Monday, January 28, 2013

My shack is a historical landmark?

The world knows that Germans are photon-crazy, with solar thermal and photovoltaic installations racing from one record year of new capacity to the next.

They modified building regulations to promote installation of small solar facilities, and their subsidies for photovoltaics are legendary and expensive.

Before we make fun of local government again, we want to highlight a brilliant little internet site run by just that local government.

Counties have a "solar register", a map/Google Earth like website that shows how well suited for a solar installation each and every property is.

You enter an address, and you get an aerial photo with roof surfaces marked in colors telling you if a building is perfect, well-suited, somewhat suited or not suited for a solar installation.

The eco-friendly building code changes allow solar installations on pretty much any building that is not in the historical landmark registry of a county.

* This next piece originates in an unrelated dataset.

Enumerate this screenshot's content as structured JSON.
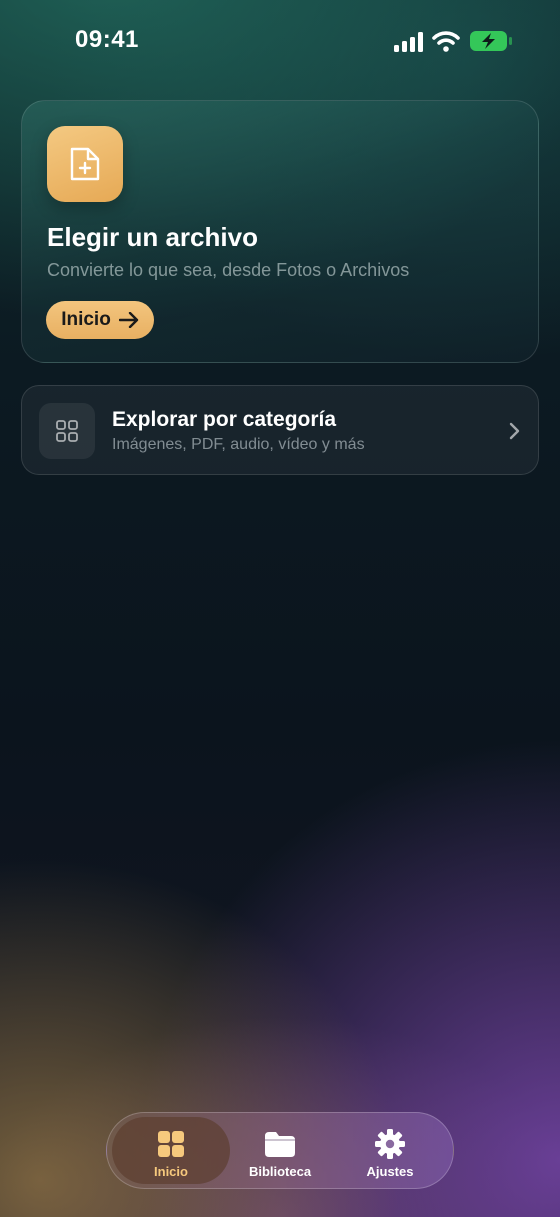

Much of the old building inventory got destroyed by wars, natural disasters and general stupidity or greed -- "I'm sorry, that wrecking ball was not properly secured, we really meant to preserve that small chapel in the middle of the supermarket parking lot. So sorry." **

But there is lots of old stuff around for the tourists to marvel at and for the locals to finally embrace despite the fact that it is "impractical", or "so much more work to maintain".

So, try to imagine the shock of building owners when they submitted a pro-forma permit application for their swanky new solar installation: denied, reason: historical landmark.

Come on, you are telling me this crooked barn less than one hundred years old is a historical landmark?

Damn it, it's a shed, my grandfather built it, he didn't even have a permit.

Are you out of your minds, you bureaucrats, you!

As it turned out, the county's register of historical landmarks had quietly undergone steady inflation. Nobody had noticed because nobody had told the property owners.

Only a permit application would bring it to light.

This unintended side effect of the race to solar was, in the end, quite beneficial. The fact that many buildings had been added to the register only recently and the number of complaints did, let's say, facilitate trimming of the landmark register.

** True story. The machinist refused to do as told, so the decidedly more clumsy company owner himself mounted the rig and did what needed to be done.

[Update 9/2015] added ** true story text.